Insurers include MBIA, Ambac, Security Capital Assurance, Financial Guarantee Insurance:
The monoline bond insurance industry was created in 1971 by Ambac. The function of the monoline insurers is to insure municipalities' bond issues. This insurance allows easier and safe financing for needed municipal activities such as construction and maintenance of infrastructure and expansion of public services. Underwriting of municipal financing is essential to lower the borrowing costs laid upon municipalities for their issuance of bonds and securities. This insurance for the purchasers in case of default on the debt allows municipalities to incur lower borrowing costs, thus lowered overall project development costs for taxpayers.
Over recent decades the monoline insurers have grown through expansion into structured products. Those products include asset backed bonds and collateralised debt obligations -- CDOs. In recent years, monoline insurers entered the world of structured finance and complex credit derivatives that are now causing troubles for them.
Ratings agencies include Moody's, S&P, & Fitch:
Ratings agencies monitor insurers for adequate financial strength. They assure investors that the insurance companies are following proper fiduciary protocols.
Over recent years, the ratings agencies have broadened their monoline business to include the additional products being handled by the insurers. Those include structured products such as CDOs, SIVs, and other complexly intertwined securitized instruments. The underlying components of these new products were residential mortgages and related equity guarantees.
Because the securitized instruments were insured by the insurers and because the insurers were known to be monitored by the ratings agencies, buyers around the world felt safe in purchasing securitized products. They had inadequate concern for potential -- and actually -- increased risk. Moreover, after four decades of housing price inflation, there was inadequate concern for development of a bubble.
In recent years home mortgages and equity loans of various time-based rate structures have been made available to borrowers who were not credit-worthy nor up to rational and strictly enforced standards. During 2007, those subprime borrowers have started a default deluge. That defaulting has brought into default other marginal borrowers. The confluence of all defaulting brought fear to potential buyers and those already holding CDOs and other structured securitized obligations. In mid-2007, the markets for these instruments became illiquid. Therefore valuations could not be identified. Thus, credit markets clutched and froze.

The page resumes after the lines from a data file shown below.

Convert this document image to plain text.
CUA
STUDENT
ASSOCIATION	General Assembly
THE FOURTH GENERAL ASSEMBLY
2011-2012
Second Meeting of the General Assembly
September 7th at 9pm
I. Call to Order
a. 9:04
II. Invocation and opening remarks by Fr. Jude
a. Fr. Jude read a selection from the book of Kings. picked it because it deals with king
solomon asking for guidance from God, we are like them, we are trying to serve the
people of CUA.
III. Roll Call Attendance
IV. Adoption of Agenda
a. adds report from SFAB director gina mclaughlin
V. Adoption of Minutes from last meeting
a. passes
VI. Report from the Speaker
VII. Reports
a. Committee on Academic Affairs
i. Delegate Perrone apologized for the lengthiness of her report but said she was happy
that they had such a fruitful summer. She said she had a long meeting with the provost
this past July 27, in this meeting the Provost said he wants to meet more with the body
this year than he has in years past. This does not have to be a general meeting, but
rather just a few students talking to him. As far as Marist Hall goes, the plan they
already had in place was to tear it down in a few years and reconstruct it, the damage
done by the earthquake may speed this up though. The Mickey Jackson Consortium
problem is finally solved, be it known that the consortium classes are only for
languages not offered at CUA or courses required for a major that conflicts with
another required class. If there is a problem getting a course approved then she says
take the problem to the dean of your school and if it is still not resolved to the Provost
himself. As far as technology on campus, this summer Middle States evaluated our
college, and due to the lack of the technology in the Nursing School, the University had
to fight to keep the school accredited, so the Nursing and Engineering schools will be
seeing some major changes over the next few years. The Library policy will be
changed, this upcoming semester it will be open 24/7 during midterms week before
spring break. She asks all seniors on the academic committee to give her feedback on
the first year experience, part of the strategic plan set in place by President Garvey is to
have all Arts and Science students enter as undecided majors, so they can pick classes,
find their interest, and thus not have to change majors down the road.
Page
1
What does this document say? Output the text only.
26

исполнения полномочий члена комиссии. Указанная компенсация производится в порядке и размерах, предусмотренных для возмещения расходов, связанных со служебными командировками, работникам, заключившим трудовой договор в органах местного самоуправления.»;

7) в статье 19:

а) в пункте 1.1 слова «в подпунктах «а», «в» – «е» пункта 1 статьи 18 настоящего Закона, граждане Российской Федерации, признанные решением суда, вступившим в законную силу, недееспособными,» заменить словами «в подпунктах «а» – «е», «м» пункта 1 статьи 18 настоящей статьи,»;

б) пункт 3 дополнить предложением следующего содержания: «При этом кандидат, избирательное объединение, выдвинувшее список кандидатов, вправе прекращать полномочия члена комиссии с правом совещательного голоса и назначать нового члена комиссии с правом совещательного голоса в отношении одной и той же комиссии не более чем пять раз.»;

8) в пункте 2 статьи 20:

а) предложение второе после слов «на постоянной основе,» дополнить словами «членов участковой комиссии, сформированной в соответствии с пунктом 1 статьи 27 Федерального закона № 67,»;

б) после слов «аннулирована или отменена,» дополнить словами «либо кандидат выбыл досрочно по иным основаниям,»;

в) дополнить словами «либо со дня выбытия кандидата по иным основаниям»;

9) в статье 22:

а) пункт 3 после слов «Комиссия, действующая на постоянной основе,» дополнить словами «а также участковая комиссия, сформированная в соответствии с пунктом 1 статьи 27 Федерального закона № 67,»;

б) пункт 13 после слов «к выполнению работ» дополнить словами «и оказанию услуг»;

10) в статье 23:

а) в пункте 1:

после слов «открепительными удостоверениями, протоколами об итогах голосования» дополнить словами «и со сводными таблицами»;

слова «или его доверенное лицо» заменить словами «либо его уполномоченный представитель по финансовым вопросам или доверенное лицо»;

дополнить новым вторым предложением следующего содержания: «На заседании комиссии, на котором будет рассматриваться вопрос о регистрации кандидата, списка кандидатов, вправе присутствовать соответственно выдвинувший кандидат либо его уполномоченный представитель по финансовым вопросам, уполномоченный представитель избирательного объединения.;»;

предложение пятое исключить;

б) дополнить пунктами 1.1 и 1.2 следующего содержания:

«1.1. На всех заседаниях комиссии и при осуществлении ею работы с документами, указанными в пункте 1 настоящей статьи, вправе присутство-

Only as ratings agencies analyze and confirm rating assessments of insurers, as insurers prove that they are capable of meeting default commitments, then -- following a rebuilding of confidence in ratings and ratings agencies and insurers -- credit clutching will decrease, capital will flow, credit will become available, and credit markets will return to liquid, profit-oriented mechanisms. The credit clutch freeze up will thaw and risk will be attractive.